Russian President Vladimir Putin is in Germany Tuesday to meet with German Chancellor Gerhard Schroeder. The talks are expected to focus on Russia's Soviet-era debt to Germany as well as the American-led war against terrorism.
Russian President Vladimir Putin's visit to Weimar, in eastern Germany, is expected to help the two sides iron out an agreement on old debt.
In comments to reporters before leaving, Mr. Putin said the two sides are close to making a deal on Moscow's debt to the former East Germany. Russia owes Germany about 6.5 billion transferable rubles - a counting mechanism used by the Soviet Union in trade. So far, the two sides have not been able to agree on an exchange rate.
President Putin and Chancellor Schroeder are also expected to discuss the American-led war against terrorism and the upcoming summit next month in Moscow between presidents Bush and Putin.

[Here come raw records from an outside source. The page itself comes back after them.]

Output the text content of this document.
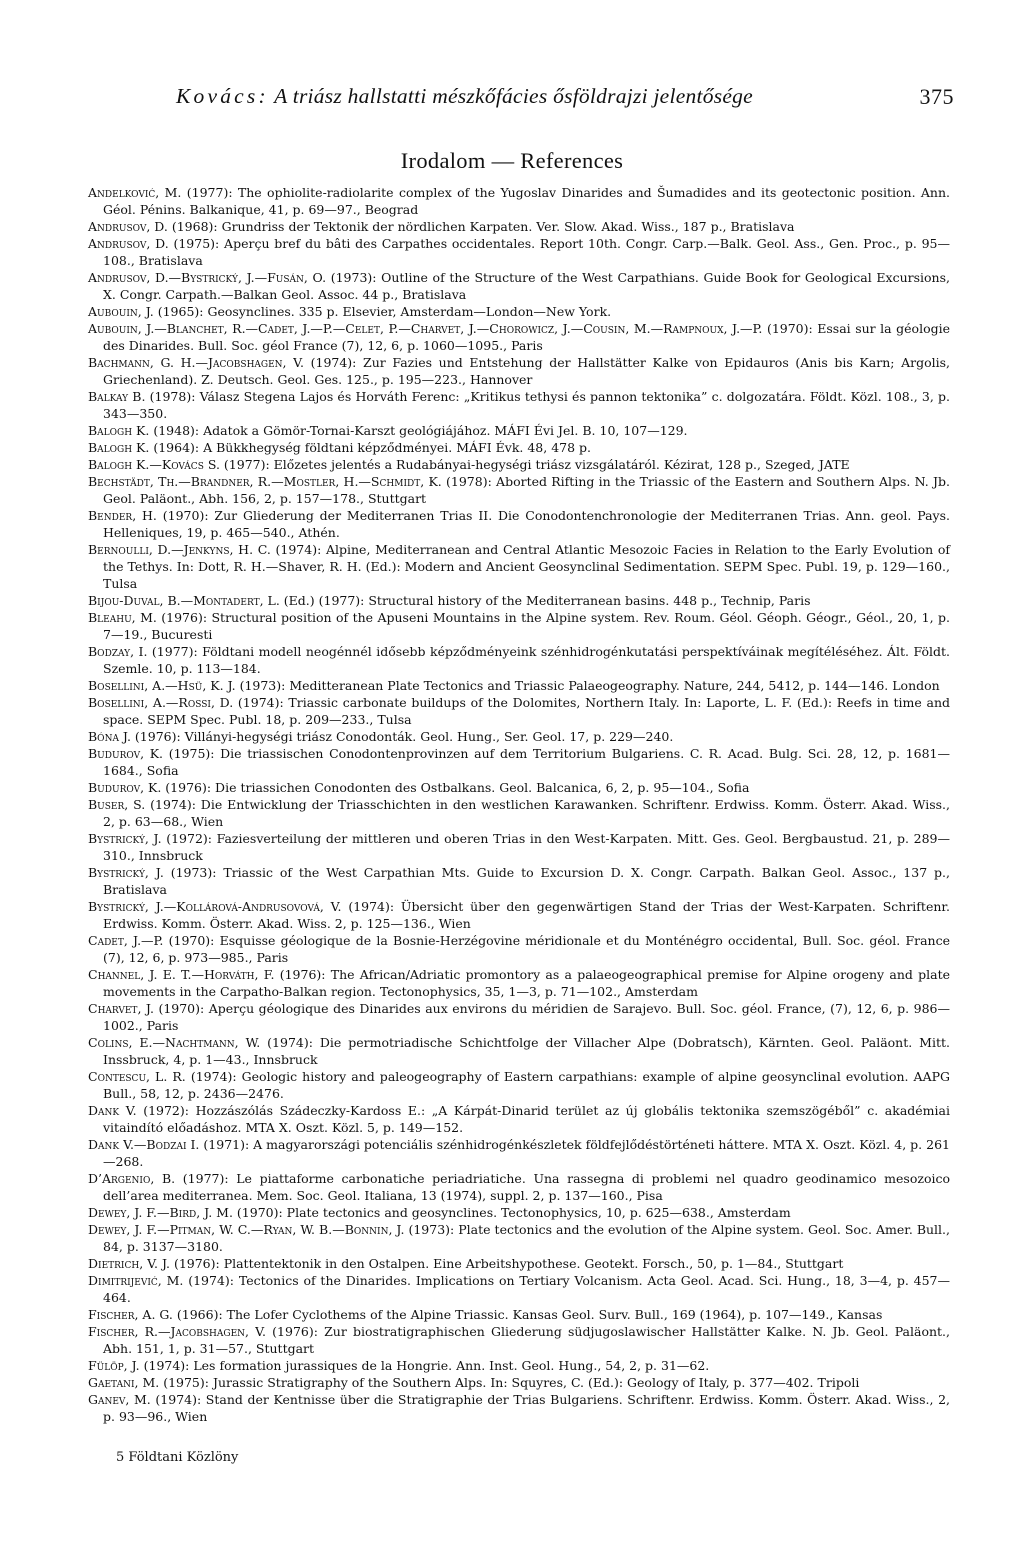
Kovács: A triász hallstatti mészkőfácies ősföldrajzi jelentősége	375
Irodalom — References

Andelković, M. (1977): The ophiolite-radiolarite complex of the Yugoslav Dinarides and Šumadides and its geotectonic position. Ann. Géol. Pénins. Balkanique, 41, p. 69—97., Beograd

Andrusov, D. (1968): Grundriss der Tektonik der nördlichen Karpaten. Ver. Slow. Akad. Wiss., 187 p., Bratislava

Andrusov, D. (1975): Aperçu bref du bâti des Carpathes occidentales. Report 10th. Congr. Carp.—Balk. Geol. Ass., Gen. Proc., p. 95—108., Bratislava

Andrusov, D.—Bystrický, J.—Fusán, O. (1973): Outline of the Structure of the West Carpathians. Guide Book for Geological Excursions, X. Congr. Carpath.—Balkan Geol. Assoc. 44 p., Bratislava

Aubouin, J. (1965): Geosynclines. 335 p. Elsevier, Amsterdam—London—New York.

Aubouin, J.—Blanchet, R.—Cadet, J.—P.—Celet, P.—Charvet, J.—Chorowicz, J.—Cousin, M.—Rampnoux, J.—P. (1970): Essai sur la géologie des Dinarides. Bull. Soc. géol France (7), 12, 6, p. 1060—1095., Paris

Bachmann, G. H.—Jacobshagen, V. (1974): Zur Fazies und Entstehung der Hallstätter Kalke von Epidauros (Anis bis Karn; Argolis, Griechenland). Z. Deutsch. Geol. Ges. 125., p. 195—223., Hannover

Balkay B. (1978): Válasz Stegena Lajos és Horváth Ferenc: „Kritikus tethysi és pannon tektonika” c. dolgozatára. Földt. Közl. 108., 3, p. 343—350.

Balogh K. (1948): Adatok a Gömör-Tornai-Karszt geológiájához. MÁFI Évi Jel. B. 10, 107—129.

Balogh K. (1964): A Bükkhegység földtani képződményei. MÁFI Évk. 48, 478 p.

Balogh K.—Kovács S. (1977): Előzetes jelentés a Rudabányai-hegységi triász vizsgálatáról. Kézirat, 128 p., Szeged, JATE

Bechstädt, Th.—Brandner, R.—Mostler, H.—Schmidt, K. (1978): Aborted Rifting in the Triassic of the Eastern and Southern Alps. N. Jb. Geol. Paläont., Abh. 156, 2, p. 157—178., Stuttgart

Bender, H. (1970): Zur Gliederung der Mediterranen Trias II. Die Conodontenchronologie der Mediterranen Trias. Ann. geol. Pays. Helleniques, 19, p. 465—540., Athén.

Bernoulli, D.—Jenkyns, H. C. (1974): Alpine, Mediterranean and Central Atlantic Mesozoic Facies in Relation to the Early Evolution of the Tethys. In: Dott, R. H.—Shaver, R. H. (Ed.): Modern and Ancient Geosynclinal Sedimentation. SEPM Spec. Publ. 19, p. 129—160., Tulsa

Bijou-Duval, B.—Montadert, L. (Ed.) (1977): Structural history of the Mediterranean basins. 448 p., Technip, Paris

Bleahu, M. (1976): Structural position of the Apuseni Mountains in the Alpine system. Rev. Roum. Géol. Géoph. Géogr., Géol., 20, 1, p. 7—19., Bucuresti

Bodzay, I. (1977): Földtani modell neogénnél idősebb képződményeink szénhidrogénkutatási perspektíváinak megítéléséhez. Ált. Földt. Szemle. 10, p. 113—184.

Bosellini, A.—Hsü, K. J. (1973): Meditteranean Plate Tectonics and Triassic Palaeogeography. Nature, 244, 5412, p. 144—146. London

Bosellini, A.—Rossi, D. (1974): Triassic carbonate buildups of the Dolomites, Northern Italy. In: Laporte, L. F. (Ed.): Reefs in time and space. SEPM Spec. Publ. 18, p. 209—233., Tulsa

Bóna J. (1976): Villányi-hegységi triász Conodonták. Geol. Hung., Ser. Geol. 17, p. 229—240.

Budurov, K. (1975): Die triassischen Conodontenprovinzen auf dem Territorium Bulgariens. C. R. Acad. Bulg. Sci. 28, 12, p. 1681—1684., Sofia

Budurov, K. (1976): Die triassichen Conodonten des Ostbalkans. Geol. Balcanica, 6, 2, p. 95—104., Sofia

Buser, S. (1974): Die Entwicklung der Triasschichten in den westlichen Karawanken. Schriftenr. Erdwiss. Komm. Österr. Akad. Wiss., 2, p. 63—68., Wien

Bystrický, J. (1972): Faziesverteilung der mittleren und oberen Trias in den West-Karpaten. Mitt. Ges. Geol. Bergbaustud. 21, p. 289—310., Innsbruck

Bystrický, J. (1973): Triassic of the West Carpathian Mts. Guide to Excursion D. X. Congr. Carpath. Balkan Geol. Assoc., 137 p., Bratislava

Bystrický, J.—Kollárová-Andrusovová, V. (1974): Übersicht über den gegenwärtigen Stand der Trias der West-Karpaten. Schriftenr. Erdwiss. Komm. Österr. Akad. Wiss. 2, p. 125—136., Wien

Cadet, J.—P. (1970): Esquisse géologique de la Bosnie-Herzégovine méridionale et du Monténégro occidental, Bull. Soc. géol. France (7), 12, 6, p. 973—985., Paris

Channel, J. E. T.—Horváth, F. (1976): The African/Adriatic promontory as a palaeogeographical premise for Alpine orogeny and plate movements in the Carpatho-Balkan region. Tectonophysics, 35, 1—3, p. 71—102., Amsterdam

Charvet, J. (1970): Aperçu géologique des Dinarides aux environs du méridien de Sarajevo. Bull. Soc. géol. France, (7), 12, 6, p. 986—1002., Paris

Colins, E.—Nachtmann, W. (1974): Die permotriadische Schichtfolge der Villacher Alpe (Dobratsch), Kärnten. Geol. Paläont. Mitt. Inssbruck, 4, p. 1—43., Innsbruck

Contescu, L. R. (1974): Geologic history and paleogeography of Eastern carpathians: example of alpine geosynclinal evolution. AAPG Bull., 58, 12, p. 2436—2476.

Dank V. (1972): Hozzászólás Szádeczky-Kardoss E.: „A Kárpát-Dinarid terület az új globális tektonika szemszögéből” c. akadémiai vitaindító előadáshoz. MTA X. Oszt. Közl. 5, p. 149—152.

Dank V.—Bodzai I. (1971): A magyarországi potenciális szénhidrogénkészletek földfejlődéstörténeti háttere. MTA X. Oszt. Közl. 4, p. 261—268.

D’Argenio, B. (1977): Le piattaforme carbonatiche periadriatiche. Una rassegna di problemi nel quadro geodinamico mesozoico dell’area mediterranea. Mem. Soc. Geol. Italiana, 13 (1974), suppl. 2, p. 137—160., Pisa

Dewey, J. F.—Bird, J. M. (1970): Plate tectonics and geosynclines. Tectonophysics, 10, p. 625—638., Amsterdam

Dewey, J. F.—Pitman, W. C.—Ryan, W. B.—Bonnin, J. (1973): Plate tectonics and the evolution of the Alpine system. Geol. Soc. Amer. Bull., 84, p. 3137—3180.

Dietrich, V. J. (1976): Plattentektonik in den Ostalpen. Eine Arbeitshypothese. Geotekt. Forsch., 50, p. 1—84., Stuttgart

Dimitrijević, M. (1974): Tectonics of the Dinarides. Implications on Tertiary Volcanism. Acta Geol. Acad. Sci. Hung., 18, 3—4, p. 457—464.

Fischer, A. G. (1966): The Lofer Cyclothems of the Alpine Triassic. Kansas Geol. Surv. Bull., 169 (1964), p. 107—149., Kansas

Fischer, R.—Jacobshagen, V. (1976): Zur biostratigraphischen Gliederung südjugoslawischer Hallstätter Kalke. N. Jb. Geol. Paläont., Abh. 151, 1, p. 31—57., Stuttgart

Fülöp, J. (1974): Les formation jurassiques de la Hongrie. Ann. Inst. Geol. Hung., 54, 2, p. 31—62.

Gaetani, M. (1975): Jurassic Stratigraphy of the Southern Alps. In: Squyres, C. (Ed.): Geology of Italy, p. 377—402. Tripoli

Ganev, M. (1974): Stand der Kentnisse über die Stratigraphie der Trias Bulgariens. Schriftenr. Erdwiss. Komm. Österr. Akad. Wiss., 2, p. 93—96., Wien

5 Földtani Közlöny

Tuesday's visit reflects the good relations between the German and Russian leaders. Germany is usually considered Russia's strongest Western ally, as well as its largest trading partner.

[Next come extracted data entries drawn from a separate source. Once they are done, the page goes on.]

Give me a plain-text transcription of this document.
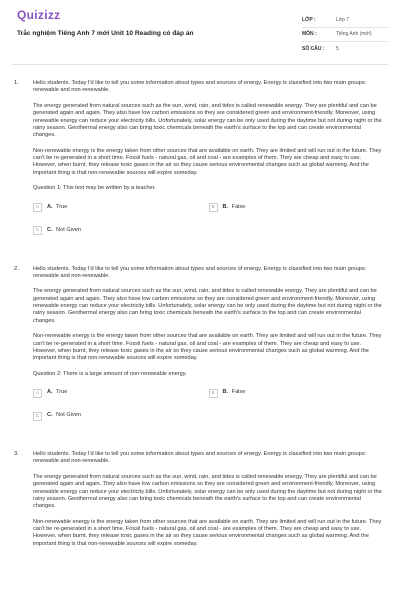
Quizizz
Trắc nghiệm Tiếng Anh 7 mới Unit 10 Reading có đáp án
LỚP :	Lớp 7
MÔN :	Tiếng Anh (mới)
SỐ CÂU :	5
1.	Hello students. Today I'd like to tell you some information about types and sources of energy. Energy is classified into two main groups: renewable and non-renewable.

The energy generated from natural sources such as the sun, wind, rain, and tides is called renewable energy. They are plentiful and can be generated again and again. They also have low carbon emissions so they are considered green and environment-friendly. Moreover, using renewable energy can reduce your electricity bills. Unfortunately, solar energy can be only used during the daytime but not during night or the rainy season. Geothermal energy also can bring toxic chemicals beneath the earth's surface to the top and can create environmental changes.

Non-renewable energy is the energy taken from other sources that are available on earth. They are limited and will run out in the future. They can't be re-generated in a short time. Fossil fuels - natural gas, oil and coal - are examples of them. They are cheap and easy to use. However, when burnt, they release toxic gases in the air so they cause serious environmental changes such as global warming. And the important thing is that non-renewable sources will expire someday.

Question 1: This text may be written by a teacher.

A	A. True	B	B. False
C	C. Not Given
2.	Hello students. Today I'd like to tell you some information about types and sources of energy. Energy is classified into two main groups: renewable and non-renewable.

The energy generated from natural sources such as the sun, wind, rain, and tides is called renewable energy. They are plentiful and can be generated again and again. They also have low carbon emissions so they are considered green and environment-friendly. Moreover, using renewable energy can reduce your electricity bills. Unfortunately, solar energy can be only used during the daytime but not during night or the rainy season. Geothermal energy also can bring toxic chemicals beneath the earth's surface to the top and can create environmental changes.

Non-renewable energy is the energy taken from other sources that are available on earth. They are limited and will run out in the future. They can't be re-generated in a short time. Fossil fuels - natural gas, oil and coal - are examples of them. They are cheap and easy to use. However, when burnt, they release toxic gases in the air so they cause serious environmental changes such as global warming. And the important thing is that non-renewable sources will expire someday.

Question 2: There is a large amount of non-renewable energy.

A	A. True	B	B. False
C	C. Not Given
3.	Hello students. Today I'd like to tell you some information about types and sources of energy. Energy is classified into two main groups: renewable and non-renewable.

The energy generated from natural sources such as the sun, wind, rain, and tides is called renewable energy. They are plentiful and can be generated again and again. They also have low carbon emissions so they are considered green and environment-friendly. Moreover, using renewable energy can reduce your electricity bills. Unfortunately, solar energy can be only used during the daytime but not during night or the rainy season. Geothermal energy also can bring toxic chemicals beneath the earth's surface to the top and can create environmental changes.

Non-renewable energy is the energy taken from other sources that are available on earth. They are limited and will run out in the future. They can't be re-generated in a short time. Fossil fuels - natural gas, oil and coal - are examples of them. They are cheap and easy to use. However, when burnt, they release toxic gases in the air so they cause serious environmental changes such as global warming. And the important thing is that non-renewable sources will expire someday.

President Putin and Chancellor Schroeder have met numerous times in the past and often speak in German without the aid of a translator.
The Russian president learned the language while serving in East Germany during the 1980s for the KGB. Last fall, in a visit to Berlin, President Putin impressed the German political establishment by addressing the parliament in fluent German.
The close relations with Germany also reflect Mr. Putin's desire to have a pro-Western foreign policy. As part of this policy, the Russian president offered his strong support to the United States after the terrorist attacks of September 11. He even went so far as to give his blessing to having U.S. troops in Central Asia, long considered Russia's backyard.
But in recent months, President Putin has come under criticism from opponents who say Russia is not getting enough in return for its western orientation.